Maybe you hate your airline’s service or its award availability, but you’re handcuffed to the program’s credit card. Keep the old card (so you don’t hurt your credit rating by closing the account), but give your points-earning business to a general frequent-flyer rewards credit card not wedded to a single airline. That plastic will help you pay for travel on any airline, so you can choose your true favorite. There are no blackout dates, so availability isn’t an issue. Among such cards are Capital One Venture, BankAmericard Travel Rewards, and Discover it Miles.

Never buy points

You can buy the additional miles you need from some airlines, but don’t. They cost about 3 cents per mile, clearly a losing proposition. Instead, use the miles you do have to buy a one-way ticket covering half of your round trip, which all big five airlines now allow.

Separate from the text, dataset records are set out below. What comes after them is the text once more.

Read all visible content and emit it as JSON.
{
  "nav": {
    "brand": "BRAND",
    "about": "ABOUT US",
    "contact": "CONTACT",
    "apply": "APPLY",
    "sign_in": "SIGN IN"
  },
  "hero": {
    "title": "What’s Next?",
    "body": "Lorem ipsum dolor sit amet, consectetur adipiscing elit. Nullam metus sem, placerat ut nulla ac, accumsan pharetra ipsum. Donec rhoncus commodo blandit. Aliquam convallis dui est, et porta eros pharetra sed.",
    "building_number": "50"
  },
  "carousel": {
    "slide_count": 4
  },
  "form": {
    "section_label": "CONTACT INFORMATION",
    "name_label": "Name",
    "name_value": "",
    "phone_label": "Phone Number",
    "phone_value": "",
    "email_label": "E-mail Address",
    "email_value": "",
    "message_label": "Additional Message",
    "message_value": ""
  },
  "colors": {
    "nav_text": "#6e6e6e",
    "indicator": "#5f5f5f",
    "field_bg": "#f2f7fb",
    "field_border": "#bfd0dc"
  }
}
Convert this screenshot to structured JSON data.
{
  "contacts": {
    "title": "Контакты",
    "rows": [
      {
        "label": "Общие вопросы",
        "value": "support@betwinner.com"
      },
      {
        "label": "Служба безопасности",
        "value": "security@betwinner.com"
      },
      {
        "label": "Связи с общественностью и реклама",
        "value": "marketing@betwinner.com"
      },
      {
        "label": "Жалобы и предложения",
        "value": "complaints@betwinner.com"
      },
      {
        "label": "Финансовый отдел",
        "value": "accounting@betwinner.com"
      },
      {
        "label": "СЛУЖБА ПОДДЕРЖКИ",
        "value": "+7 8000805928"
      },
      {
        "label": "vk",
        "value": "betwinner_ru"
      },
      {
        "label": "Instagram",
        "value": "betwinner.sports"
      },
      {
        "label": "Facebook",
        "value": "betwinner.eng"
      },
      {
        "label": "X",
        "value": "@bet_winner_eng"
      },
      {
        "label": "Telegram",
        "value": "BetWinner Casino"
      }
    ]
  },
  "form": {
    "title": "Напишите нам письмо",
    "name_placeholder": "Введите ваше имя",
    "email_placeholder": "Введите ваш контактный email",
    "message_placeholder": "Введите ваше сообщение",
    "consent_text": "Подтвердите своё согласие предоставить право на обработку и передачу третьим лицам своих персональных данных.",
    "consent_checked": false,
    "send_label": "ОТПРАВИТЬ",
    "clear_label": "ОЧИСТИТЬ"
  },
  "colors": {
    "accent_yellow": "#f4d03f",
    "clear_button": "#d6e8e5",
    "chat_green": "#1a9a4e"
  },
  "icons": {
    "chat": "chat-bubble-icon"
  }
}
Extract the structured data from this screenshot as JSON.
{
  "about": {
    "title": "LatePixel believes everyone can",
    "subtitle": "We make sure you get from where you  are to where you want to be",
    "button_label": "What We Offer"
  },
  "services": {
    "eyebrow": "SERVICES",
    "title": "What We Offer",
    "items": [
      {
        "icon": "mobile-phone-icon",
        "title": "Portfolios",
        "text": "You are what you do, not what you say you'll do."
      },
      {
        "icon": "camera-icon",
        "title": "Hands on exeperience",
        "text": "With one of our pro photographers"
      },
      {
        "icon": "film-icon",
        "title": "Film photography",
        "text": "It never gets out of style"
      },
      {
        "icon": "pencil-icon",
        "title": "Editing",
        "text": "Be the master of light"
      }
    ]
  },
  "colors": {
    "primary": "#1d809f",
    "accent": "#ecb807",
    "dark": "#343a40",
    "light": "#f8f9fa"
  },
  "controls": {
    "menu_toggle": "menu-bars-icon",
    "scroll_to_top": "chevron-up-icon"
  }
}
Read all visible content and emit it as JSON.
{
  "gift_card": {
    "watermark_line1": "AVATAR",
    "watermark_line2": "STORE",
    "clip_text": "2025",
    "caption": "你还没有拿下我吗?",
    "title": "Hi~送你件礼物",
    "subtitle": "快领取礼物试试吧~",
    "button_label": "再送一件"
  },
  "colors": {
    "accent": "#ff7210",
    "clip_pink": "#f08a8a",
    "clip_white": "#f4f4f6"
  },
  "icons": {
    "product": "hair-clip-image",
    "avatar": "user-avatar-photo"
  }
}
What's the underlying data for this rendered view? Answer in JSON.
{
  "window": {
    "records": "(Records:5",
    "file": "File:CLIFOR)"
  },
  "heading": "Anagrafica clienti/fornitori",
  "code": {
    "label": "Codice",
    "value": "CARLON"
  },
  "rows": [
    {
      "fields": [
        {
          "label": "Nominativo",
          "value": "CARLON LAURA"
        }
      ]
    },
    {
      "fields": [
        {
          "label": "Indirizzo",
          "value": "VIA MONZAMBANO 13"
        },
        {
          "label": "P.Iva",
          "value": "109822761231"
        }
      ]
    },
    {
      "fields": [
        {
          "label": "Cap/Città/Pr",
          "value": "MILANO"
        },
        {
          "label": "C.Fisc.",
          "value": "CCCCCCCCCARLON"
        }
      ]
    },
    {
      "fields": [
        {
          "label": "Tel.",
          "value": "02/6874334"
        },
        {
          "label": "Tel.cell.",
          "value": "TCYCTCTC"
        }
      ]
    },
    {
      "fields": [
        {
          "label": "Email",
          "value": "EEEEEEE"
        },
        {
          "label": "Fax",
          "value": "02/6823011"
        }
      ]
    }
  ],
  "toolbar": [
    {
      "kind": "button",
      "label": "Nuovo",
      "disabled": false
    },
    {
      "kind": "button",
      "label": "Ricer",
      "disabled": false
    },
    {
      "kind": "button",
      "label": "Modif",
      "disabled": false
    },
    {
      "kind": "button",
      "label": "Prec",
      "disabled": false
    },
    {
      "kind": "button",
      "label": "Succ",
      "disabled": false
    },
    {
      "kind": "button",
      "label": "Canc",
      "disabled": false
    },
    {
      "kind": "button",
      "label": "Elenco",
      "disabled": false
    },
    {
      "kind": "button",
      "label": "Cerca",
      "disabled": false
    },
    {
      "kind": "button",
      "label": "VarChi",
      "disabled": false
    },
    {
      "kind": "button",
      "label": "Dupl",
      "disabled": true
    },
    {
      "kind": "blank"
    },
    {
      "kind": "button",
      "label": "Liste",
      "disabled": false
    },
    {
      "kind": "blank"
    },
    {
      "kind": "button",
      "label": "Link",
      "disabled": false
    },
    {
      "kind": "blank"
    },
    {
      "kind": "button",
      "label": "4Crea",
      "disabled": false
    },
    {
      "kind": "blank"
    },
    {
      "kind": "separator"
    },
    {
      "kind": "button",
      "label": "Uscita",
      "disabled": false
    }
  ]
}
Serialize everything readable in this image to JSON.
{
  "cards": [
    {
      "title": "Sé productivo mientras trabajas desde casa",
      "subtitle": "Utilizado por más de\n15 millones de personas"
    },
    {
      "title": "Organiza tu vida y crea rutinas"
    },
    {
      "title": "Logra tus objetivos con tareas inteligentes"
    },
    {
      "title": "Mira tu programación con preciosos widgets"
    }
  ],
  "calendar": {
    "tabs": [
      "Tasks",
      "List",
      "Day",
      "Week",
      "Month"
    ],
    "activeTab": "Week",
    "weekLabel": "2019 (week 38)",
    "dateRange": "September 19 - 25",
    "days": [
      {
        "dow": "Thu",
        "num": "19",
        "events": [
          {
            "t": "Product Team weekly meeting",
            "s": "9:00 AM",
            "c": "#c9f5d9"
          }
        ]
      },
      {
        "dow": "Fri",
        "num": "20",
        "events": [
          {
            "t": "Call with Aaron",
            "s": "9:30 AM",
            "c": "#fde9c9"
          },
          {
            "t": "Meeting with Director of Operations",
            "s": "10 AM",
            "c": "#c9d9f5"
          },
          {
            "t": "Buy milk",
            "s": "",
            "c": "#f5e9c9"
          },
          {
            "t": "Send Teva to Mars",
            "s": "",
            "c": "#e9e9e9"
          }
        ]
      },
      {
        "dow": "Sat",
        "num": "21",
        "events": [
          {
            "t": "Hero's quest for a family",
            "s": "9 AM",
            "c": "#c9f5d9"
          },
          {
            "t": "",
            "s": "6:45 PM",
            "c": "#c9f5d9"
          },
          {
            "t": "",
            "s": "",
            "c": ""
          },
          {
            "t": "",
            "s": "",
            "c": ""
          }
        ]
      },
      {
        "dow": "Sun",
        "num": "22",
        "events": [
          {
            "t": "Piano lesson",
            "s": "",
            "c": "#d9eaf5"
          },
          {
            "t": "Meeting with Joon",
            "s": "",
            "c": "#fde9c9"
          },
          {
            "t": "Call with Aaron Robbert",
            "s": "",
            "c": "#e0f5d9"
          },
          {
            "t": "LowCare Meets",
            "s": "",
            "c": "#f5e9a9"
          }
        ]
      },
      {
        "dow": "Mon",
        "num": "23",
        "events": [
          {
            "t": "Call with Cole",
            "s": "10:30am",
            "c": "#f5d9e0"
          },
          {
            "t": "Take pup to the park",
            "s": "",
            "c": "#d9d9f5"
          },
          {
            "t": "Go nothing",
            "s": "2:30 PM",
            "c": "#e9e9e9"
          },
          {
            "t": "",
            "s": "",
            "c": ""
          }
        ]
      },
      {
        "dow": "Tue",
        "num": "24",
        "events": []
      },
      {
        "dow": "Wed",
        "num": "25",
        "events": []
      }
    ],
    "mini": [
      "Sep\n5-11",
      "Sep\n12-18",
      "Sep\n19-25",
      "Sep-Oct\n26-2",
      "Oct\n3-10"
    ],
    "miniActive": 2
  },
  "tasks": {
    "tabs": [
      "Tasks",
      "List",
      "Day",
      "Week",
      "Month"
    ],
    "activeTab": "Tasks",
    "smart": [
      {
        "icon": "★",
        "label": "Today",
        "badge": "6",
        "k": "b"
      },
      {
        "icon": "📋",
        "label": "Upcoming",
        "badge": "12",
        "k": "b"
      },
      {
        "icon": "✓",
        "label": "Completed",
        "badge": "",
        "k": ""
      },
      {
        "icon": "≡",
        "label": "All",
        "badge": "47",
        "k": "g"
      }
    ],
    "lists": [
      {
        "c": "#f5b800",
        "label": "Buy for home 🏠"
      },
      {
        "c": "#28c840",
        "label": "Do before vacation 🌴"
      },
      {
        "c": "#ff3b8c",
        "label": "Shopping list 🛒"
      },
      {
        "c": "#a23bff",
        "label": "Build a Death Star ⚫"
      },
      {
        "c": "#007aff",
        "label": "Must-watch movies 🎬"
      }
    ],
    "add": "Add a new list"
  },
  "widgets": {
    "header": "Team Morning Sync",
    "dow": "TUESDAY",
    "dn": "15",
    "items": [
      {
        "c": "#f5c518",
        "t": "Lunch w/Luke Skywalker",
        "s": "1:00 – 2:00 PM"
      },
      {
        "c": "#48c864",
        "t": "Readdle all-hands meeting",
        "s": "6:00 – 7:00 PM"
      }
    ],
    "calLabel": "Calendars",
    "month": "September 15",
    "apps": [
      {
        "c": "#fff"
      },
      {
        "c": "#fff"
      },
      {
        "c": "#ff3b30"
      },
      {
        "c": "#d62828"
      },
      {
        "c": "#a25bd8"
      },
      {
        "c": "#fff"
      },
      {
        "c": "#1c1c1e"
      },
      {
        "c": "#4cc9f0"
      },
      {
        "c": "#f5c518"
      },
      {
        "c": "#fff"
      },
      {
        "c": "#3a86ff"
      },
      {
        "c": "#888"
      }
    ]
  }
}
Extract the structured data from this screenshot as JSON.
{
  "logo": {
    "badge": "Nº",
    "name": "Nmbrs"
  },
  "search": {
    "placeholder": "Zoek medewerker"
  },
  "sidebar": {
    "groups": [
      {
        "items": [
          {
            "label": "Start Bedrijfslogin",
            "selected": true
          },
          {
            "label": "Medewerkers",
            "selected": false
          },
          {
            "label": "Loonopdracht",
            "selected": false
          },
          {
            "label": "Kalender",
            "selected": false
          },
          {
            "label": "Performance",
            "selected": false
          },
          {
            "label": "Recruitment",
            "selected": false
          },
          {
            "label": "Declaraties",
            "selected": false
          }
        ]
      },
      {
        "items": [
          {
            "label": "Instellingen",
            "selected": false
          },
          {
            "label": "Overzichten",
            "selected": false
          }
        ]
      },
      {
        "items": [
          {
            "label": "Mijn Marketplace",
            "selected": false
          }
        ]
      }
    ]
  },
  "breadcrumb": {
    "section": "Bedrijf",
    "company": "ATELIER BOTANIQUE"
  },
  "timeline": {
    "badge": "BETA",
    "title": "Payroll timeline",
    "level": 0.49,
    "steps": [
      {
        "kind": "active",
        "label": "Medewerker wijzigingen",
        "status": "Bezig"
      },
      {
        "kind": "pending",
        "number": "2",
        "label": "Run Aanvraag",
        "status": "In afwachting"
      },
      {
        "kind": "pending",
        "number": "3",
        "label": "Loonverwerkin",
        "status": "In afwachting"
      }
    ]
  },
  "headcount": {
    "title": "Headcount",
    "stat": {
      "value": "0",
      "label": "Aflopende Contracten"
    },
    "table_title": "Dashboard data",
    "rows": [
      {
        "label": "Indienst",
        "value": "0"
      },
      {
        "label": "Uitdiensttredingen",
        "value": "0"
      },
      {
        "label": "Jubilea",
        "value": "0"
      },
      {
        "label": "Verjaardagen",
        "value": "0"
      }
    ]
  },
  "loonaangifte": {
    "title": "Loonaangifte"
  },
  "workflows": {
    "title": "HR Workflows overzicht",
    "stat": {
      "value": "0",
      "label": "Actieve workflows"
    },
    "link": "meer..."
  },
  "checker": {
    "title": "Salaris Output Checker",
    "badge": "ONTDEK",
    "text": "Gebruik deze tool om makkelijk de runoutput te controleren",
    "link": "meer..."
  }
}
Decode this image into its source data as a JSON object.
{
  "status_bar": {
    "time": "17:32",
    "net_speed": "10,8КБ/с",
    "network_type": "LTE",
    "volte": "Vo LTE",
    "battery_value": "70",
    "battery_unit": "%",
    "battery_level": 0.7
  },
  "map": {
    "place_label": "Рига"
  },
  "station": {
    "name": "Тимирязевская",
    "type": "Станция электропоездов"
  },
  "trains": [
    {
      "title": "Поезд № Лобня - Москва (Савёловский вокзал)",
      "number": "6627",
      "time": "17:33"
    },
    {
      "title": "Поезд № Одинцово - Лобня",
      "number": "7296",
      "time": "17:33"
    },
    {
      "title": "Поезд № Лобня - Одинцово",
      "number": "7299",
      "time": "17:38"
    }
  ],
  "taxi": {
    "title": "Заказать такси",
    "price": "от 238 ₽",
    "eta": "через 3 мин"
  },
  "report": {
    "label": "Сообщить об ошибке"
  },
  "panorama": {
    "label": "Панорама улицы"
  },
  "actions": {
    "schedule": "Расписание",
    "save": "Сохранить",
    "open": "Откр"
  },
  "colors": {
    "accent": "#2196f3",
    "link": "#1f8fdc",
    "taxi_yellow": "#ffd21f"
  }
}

Award rules are not on your side

Where consumer rights and protections are concerned, airlines hold all of the cards.


The Department of Transportation says it “does not have regulations” that directly govern frequent-flyer programs, except for the requirement that airlines disclose their own rules.


Those rules are universally one-sided:


American says “mileage credit does not entitle members to any vested rights.”


United says it has the right to change the terms and conditions, rules, or mileage levels at any time, with or without notice. Delta “has the sole right to interpret and apply” its program’s rules.


Southwest Rapid Rewards members “do not acquire property rights in accrued points and awards.”


And JetBlue reserves the right to change or cancel its program rules at any time, “in its sole discretion, without notice to or liability to you.”


Dissatisfied? “You should complain directly to the company,” the DOT advises.


There’s one federal consumer protection you do have, however. Whether you buy a ticket with credit, cash, or miles, if the flight is canceled or significantly delayed, and the carrier doesn’t offer prompt rerouting at no additional charge, you’re entitled to a full refund of miles or points if you choose to cancel the trip.


Editor's Note:

This article also appeared in the June 2015 issue of Consumer Reports magazine.